一阵嘈杂声响起来,钟离遥出门去看,见底下的仆子兵士们大喇喇的坐下,就热闹招呼起来了,那饭菜馒头嚼在嘴里,吃的是口口香,边吃边拿沾了油水的手背抹了一下额头上的汗,那手洗过了的,竟还是黑黢黢的。

钟离遥沉默了一晌,端起桌案上特意备好的饭菜,竟一步一步缓慢下楼了。

拾玖想拦,出口“公子”两个字眼儿,瞧见那坚决的神色,竟也不敢再劝了。

“公子见礼,”兵士们起身朝他行礼,又盯着自个儿手里的半个馒头嘿嘿傻笑,“我们都是些粗人,叫您见笑了。”

钟离遥挤进他们中间,忍着那油水腥味儿,微笑道,“无妨,我与你们一起,正是人多,热闹呢。”

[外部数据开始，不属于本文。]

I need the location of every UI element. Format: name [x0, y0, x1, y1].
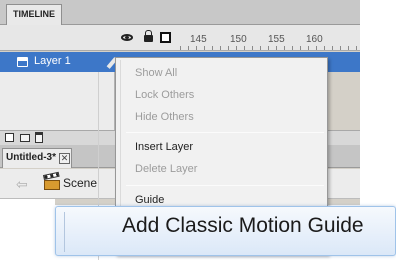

见他不嫌弃,与他同案的兵士也热络起来了,爽朗笑道,“可不说呢!还怕公子不习惯,您是不知道,这里离上城不算远,饭菜也是最好的,再往西,有没有油水都难说,有时候,只能赶两个凉馍馍。再说西关,往年吃的才艰苦了,所幸有了君主,这几年吃穿都好起来了,要不说天人最心善呢,连我们都照顾的到。”

旁边人打了他一下,“忘了规矩?可不许随便议论主子。”

“哎呀无妨的,咱们主子仁德,就连忠义侯那样的罪过都饶恕,又何止咱们这两句话呢。主子要是天天跟咱们这些小的计较,那也没旁的正经事儿干了。”

几个人都叫他逗笑了,擡起碗来,呼噜呼噜酣灌了几口汤。

大家看着钟离遥拿筷子优雅吃饭,慢慢咀嚼,然后浅浅饮啜了一口汤,不由得赞叹,“公子别嫌弃俺们,俺们都粗鲁惯了,您是读书人,连吃饭都这样的规矩。”

拾玖小声的吸气,站在远处静静地看着,也不知作何感想。

“说来,公子为何去西关?往常都是派武将押送的。”

钟离遥轻笑,“体察民情,回去与君主禀告。”

“哦——”大家惊叹,“那您一定见过主子了?能不能跟俺们说说,主子长什么样子。”

钟离遥略停顿了一秒,“为何好奇这事儿?”

其中一个憨笑,“听说君主长得可俊了,俺看公子你也俊,就忽然想到这一岔儿。俺家那儿东街有人给君主塑了个像,看着倒是威风,但没公子俊。”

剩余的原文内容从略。